The 2003 SARS outbreak shook consumer confidence, Bryson said, and some categories like travel suffered steep declines. The weakness then was short-lived, and provided the current outbreak does not become more widespread than SARS, there’s a good chance “consumer spending will likely not be materially affected,” he said.
While production outages could impact U.S. factories—and because China has a bigger role in the world economy now than at the dawn of the 21st century—Bryson returned to Japan’s 2011 Fukushima nuclear disaster as a point of reference. That situation also saw temporary headwinds, suggesting the U.S. production cuts would probably be limited. “The smaller role for U.S. manufacturing means the threat to broader U.S. growth is limited,” Bryson said.
Meanwhile, consumers—for now—continue to spend as their optimism holds steady. Whether that optimism will continue throughout 2020, however, remains to be seen.
The Conference Board’s Consumer Confidence Index rose to 131.6 in January from 128.2 in December.

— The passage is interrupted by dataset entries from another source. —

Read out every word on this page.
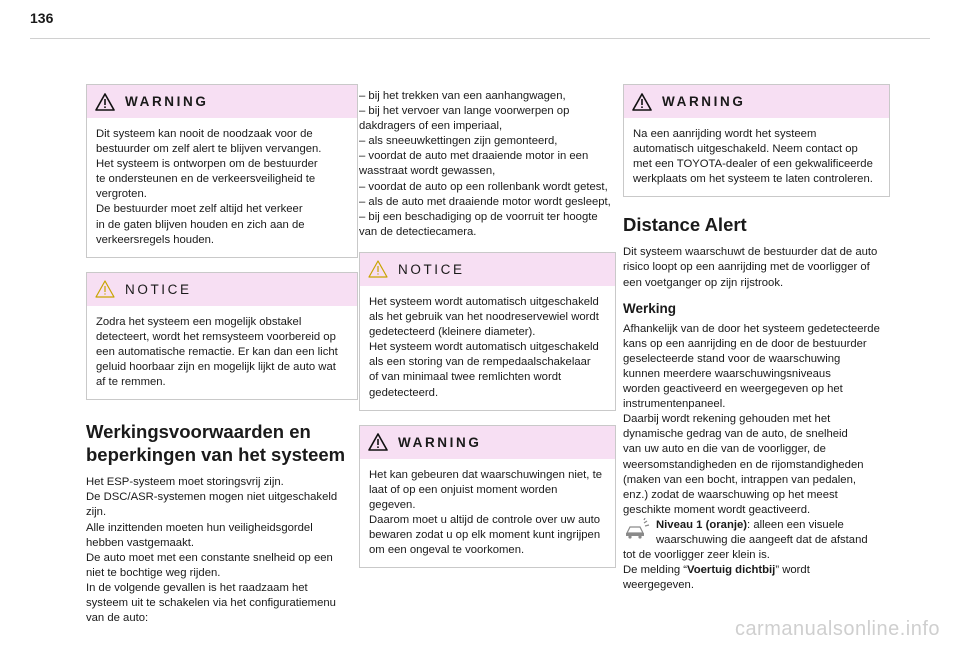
136
WARNING
Dit systeem kan nooit de noodzaak voor de
bestuurder om zelf alert te blijven vervangen.
Het systeem is ontworpen om de bestuurder
te ondersteunen en de verkeersveiligheid te
vergroten.
De bestuurder moet zelf altijd het verkeer
in de gaten blijven houden en zich aan de
verkeersregels houden.
NOTICE
Zodra het systeem een mogelijk obstakel
detecteert, wordt het remsysteem voorbereid op
een automatische remactie. Er kan dan een licht
geluid hoorbaar zijn en mogelijk lijkt de auto wat
af te remmen.
Werkingsvoorwaarden en beperkingen van het systeem
Het ESP-systeem moet storingsvrij zijn.
De DSC/ASR-systemen mogen niet uitgeschakeld
zijn.
Alle inzittenden moeten hun veiligheidsgordel
hebben vastgemaakt.
De auto moet met een constante snelheid op een
niet te bochtige weg rijden.
In de volgende gevallen is het raadzaam het
systeem uit te schakelen via het configuratiemenu
van de auto:
– bij het trekken van een aanhangwagen,
– bij het vervoer van lange voorwerpen op
dakdragers of een imperiaal,
– als sneeuwkettingen zijn gemonteerd,
– voordat de auto met draaiende motor in een
wasstraat wordt gewassen,
– voordat de auto op een rollenbank wordt getest,
– als de auto met draaiende motor wordt gesleept,
– bij een beschadiging op de voorruit ter hoogte
van de detectiecamera.
NOTICE
Het systeem wordt automatisch uitgeschakeld
als het gebruik van het noodreservewiel wordt
gedetecteerd (kleinere diameter).
Het systeem wordt automatisch uitgeschakeld
als een storing van de rempedaalschakelaar
of van minimaal twee remlichten wordt
gedetecteerd.
WARNING
Het kan gebeuren dat waarschuwingen niet, te
laat of op een onjuist moment worden gegeven.
Daarom moet u altijd de controle over uw auto
bewaren zodat u op elk moment kunt ingrijpen
om een ongeval te voorkomen.
WARNING
Na een aanrijding wordt het systeem
automatisch uitgeschakeld. Neem contact op
met een TOYOTA-dealer of een gekwalificeerde
werkplaats om het systeem te laten controleren.
Distance Alert
Dit systeem waarschuwt de bestuurder dat de auto
risico loopt op een aanrijding met de voorligger of
een voetganger op zijn rijstrook.
Werking
Afhankelijk van de door het systeem gedetecteerde
kans op een aanrijding en de door de bestuurder
geselecteerde stand voor de waarschuwing
kunnen meerdere waarschuwingsniveaus
worden geactiveerd en weergegeven op het
instrumentenpaneel.
Daarbij wordt rekening gehouden met het
dynamische gedrag van de auto, de snelheid
van uw auto en die van de voorligger, de
weersomstandigheden en de rijomstandigheden
(maken van een bocht, intrappen van pedalen,
enz.) zodat de waarschuwing op het meest
geschikte moment wordt geactiveerd.
Niveau 1 (oranje): alleen een visuele
waarschuwing die aangeeft dat de afstand
tot de voorligger zeer klein is.
De melding “Voertuig dichtbij” wordt
weergegeven.
carmanualsonline.info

The present situation component rose to 175.3 from 170.5, while the expectations portion was at 102.5 from 100.0 in December.
“Optimism about the labor market should continue to support confidence in the short-term and, as a result, consumers will continue driving growth and prevent the economy from slowing in early 2020,” Lynn Franco, The Conference Board’s senior director, economic indicators, said.
A more positive assessment of the current job market and future job prospects helped fuel the increase in consumer confidence sentiment. Those were said jobs were “plentiful” rose to 49 percent from 46.5 percent, while those looking ahead six-months out who expect jobs to be plentiful rose to 17.2 percent from 15.5 percent.